# 21 Normal Distributions

The normal distribution, recognized for its canonical bell-shaped density function, is the single most important continuous probability distribution for statistical inference and theory. The reason that the normal distribution has such importance is its role the central limit theorem, which states, roughly, that the distribution of sums of independent and identically distributed random variables can be well approximated by normal distributions under fairly general conditions when the sample sizes are sufficiently large. A precise statement of the central limit theorem describes a limiting behavior, but the practical importance is that for many distributions and reasonable sample sizes, the normal distribution approximation can be very accurate. There are extensions to the central limit theorem for cases where the independence and identical distribution conditions may be relaxed to various forms of weak dependence and some differences in distribution, but these considerations are not important for this discussion.

Many real continuous random variables have distributions that are well approximated by normal distributions.

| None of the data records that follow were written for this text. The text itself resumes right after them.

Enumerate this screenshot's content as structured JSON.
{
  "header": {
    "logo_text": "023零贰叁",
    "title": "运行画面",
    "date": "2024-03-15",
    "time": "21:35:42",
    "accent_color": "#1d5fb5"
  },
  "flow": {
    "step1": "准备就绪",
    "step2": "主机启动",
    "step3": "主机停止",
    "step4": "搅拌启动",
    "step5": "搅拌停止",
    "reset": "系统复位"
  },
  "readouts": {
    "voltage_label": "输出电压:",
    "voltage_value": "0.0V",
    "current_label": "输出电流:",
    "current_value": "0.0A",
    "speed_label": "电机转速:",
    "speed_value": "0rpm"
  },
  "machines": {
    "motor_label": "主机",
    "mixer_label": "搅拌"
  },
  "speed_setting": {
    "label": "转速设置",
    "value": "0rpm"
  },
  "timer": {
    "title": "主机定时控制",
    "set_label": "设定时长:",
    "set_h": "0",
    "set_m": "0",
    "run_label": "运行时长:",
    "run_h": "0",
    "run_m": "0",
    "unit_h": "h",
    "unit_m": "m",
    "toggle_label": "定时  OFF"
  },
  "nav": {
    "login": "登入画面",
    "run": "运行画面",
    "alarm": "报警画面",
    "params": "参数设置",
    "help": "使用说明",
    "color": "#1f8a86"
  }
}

Some random variables whose distributions are not well fit by a normal distribution might be transformed, for example by taking logarithms, to obtain a better approximation. More importantly, even when variables themselves are not well approximated, many numerical summaries of moderately sized or larger random samples can be approximated well.

The remainder of this chapter introduces the normal distribution and R commands to work with it.

## 21.1 Parameters

Each normal distribution is described fully by two parameters: the mean ($$\mu$$) and standard deviation ($$\sigma$$), using conventional notation. The mean is the weighted average of the possible values of the random variable, weighted by the probability density of each value. The standard deviation is the square root of the variance. The density is centered at the mean and the mean is the balancing point. The standard deviation is a measure of scale.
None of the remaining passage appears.